Major Marcin Walczak, a spokesman for the NATO-led International Security Assistance Force, said the Afghan soldier fled after opening fire on a group of NATO and other Afghan troops in Ghazni province, southwest of Kabul, late on Saturday.
NATO did not identify the nationality of the wounded soldier. The NATO-led force in Ghazni is mainly manned by Polish troops.
A Taliban spokesman using the name Zabihullah Mujahid said the Afghan attacker had joined the insurgent movement after witnessing "brutalities against Afghans", and the man he had wounded was Polish.
There have now been five such incidents of Afghan security forces opening fire on their foreign counterparts in the last 12 months, including one that took the lives of five British servicemen.
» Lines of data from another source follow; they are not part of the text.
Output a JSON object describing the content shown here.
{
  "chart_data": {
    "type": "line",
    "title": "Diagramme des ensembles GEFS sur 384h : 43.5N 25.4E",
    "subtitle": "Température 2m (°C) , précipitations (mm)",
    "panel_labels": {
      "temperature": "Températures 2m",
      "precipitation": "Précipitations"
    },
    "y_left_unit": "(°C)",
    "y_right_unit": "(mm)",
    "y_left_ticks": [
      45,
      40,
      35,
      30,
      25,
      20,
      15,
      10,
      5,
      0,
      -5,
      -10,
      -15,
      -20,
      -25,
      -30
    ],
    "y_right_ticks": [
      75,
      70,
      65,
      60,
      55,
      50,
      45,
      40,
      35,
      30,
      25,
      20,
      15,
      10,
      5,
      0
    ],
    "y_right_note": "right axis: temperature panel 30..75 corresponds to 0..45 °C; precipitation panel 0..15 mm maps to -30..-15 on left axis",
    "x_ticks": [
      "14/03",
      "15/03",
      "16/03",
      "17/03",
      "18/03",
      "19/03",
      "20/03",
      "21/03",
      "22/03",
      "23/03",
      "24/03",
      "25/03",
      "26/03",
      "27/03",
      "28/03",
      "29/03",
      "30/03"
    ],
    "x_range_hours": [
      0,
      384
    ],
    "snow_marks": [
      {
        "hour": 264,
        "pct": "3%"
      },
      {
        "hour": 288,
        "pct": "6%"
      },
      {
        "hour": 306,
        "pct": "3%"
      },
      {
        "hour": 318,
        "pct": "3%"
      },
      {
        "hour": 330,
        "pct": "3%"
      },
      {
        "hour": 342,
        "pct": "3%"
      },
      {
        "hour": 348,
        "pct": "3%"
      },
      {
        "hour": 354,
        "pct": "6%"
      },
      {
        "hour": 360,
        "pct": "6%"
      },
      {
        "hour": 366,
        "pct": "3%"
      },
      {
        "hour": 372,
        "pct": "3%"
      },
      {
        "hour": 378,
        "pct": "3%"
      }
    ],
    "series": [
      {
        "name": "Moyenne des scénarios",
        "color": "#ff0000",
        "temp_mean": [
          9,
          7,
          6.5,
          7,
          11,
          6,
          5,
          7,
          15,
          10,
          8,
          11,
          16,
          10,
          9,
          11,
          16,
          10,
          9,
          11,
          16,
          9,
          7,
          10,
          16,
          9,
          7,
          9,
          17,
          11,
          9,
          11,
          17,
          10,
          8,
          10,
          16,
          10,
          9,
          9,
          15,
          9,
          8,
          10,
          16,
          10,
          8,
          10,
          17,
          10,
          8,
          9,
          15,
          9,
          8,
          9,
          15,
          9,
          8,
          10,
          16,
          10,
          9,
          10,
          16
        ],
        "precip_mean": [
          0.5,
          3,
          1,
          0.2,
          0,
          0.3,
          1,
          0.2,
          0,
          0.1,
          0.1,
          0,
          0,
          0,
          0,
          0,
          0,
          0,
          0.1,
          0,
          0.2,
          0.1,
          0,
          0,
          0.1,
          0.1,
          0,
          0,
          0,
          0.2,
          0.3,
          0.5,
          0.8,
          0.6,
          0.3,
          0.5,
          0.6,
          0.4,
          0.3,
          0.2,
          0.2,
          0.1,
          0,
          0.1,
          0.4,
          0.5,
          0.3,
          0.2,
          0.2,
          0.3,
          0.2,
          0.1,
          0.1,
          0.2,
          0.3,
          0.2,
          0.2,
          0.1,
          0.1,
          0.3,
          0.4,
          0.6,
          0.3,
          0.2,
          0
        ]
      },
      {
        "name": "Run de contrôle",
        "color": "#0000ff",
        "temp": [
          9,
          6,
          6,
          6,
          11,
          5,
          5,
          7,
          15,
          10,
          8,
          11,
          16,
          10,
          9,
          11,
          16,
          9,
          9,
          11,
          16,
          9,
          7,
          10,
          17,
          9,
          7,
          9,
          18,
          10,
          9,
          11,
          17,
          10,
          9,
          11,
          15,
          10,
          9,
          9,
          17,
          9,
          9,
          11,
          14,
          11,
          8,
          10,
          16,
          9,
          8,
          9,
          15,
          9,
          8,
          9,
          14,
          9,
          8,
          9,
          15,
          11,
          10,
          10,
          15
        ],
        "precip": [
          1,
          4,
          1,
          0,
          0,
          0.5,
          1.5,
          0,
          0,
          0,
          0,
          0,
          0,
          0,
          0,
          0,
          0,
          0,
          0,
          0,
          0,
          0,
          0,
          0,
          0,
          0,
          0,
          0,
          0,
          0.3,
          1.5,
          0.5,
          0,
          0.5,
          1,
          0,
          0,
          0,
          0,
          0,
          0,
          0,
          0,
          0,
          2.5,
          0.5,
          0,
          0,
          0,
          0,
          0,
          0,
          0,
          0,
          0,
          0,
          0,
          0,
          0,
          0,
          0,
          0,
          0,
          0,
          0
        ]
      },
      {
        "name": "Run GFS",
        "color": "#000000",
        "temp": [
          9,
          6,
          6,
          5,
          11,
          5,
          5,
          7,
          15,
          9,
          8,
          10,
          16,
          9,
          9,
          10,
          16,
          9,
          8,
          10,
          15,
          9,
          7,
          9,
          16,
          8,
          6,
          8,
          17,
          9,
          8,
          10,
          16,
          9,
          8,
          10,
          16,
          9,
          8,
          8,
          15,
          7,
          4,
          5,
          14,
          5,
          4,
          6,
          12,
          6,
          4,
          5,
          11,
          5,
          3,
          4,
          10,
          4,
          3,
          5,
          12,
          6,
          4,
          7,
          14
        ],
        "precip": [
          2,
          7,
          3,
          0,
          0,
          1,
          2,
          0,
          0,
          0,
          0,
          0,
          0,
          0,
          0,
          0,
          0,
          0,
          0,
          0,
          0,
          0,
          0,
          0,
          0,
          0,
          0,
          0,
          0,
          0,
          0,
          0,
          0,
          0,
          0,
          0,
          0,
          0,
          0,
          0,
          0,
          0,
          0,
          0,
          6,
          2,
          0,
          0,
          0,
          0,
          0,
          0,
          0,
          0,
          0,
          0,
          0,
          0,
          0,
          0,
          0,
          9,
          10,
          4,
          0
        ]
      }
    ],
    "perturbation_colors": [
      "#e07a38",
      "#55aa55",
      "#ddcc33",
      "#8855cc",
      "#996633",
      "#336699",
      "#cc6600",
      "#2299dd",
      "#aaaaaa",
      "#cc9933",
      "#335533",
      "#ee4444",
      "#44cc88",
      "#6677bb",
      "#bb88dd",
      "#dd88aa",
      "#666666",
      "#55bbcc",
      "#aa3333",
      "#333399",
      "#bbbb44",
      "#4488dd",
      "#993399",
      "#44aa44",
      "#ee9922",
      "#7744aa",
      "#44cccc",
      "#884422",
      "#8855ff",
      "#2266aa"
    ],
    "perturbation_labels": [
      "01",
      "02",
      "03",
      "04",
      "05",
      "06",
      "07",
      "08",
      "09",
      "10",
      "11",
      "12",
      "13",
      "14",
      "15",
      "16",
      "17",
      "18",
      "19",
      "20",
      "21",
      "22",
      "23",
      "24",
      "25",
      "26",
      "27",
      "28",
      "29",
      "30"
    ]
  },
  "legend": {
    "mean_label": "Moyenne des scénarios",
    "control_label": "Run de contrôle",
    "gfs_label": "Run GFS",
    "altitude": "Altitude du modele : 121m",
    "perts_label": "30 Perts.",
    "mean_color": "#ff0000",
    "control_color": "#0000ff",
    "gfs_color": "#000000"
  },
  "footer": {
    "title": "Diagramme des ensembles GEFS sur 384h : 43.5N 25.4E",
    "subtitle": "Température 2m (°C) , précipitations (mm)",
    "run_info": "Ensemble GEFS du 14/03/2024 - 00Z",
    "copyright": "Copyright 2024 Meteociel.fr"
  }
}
By contrast, there have only been three such incidents reported in Iraq ever, since the 2003 invasion there, and all were in the Mosul area.
It may be that there's a general conclusion to be drawn from these incidents about relative progress, the success of counter-insurgency tactics and the level of antipathy to the forces of occupation which goes way beyond opinion polling. Bullets speak louder than words.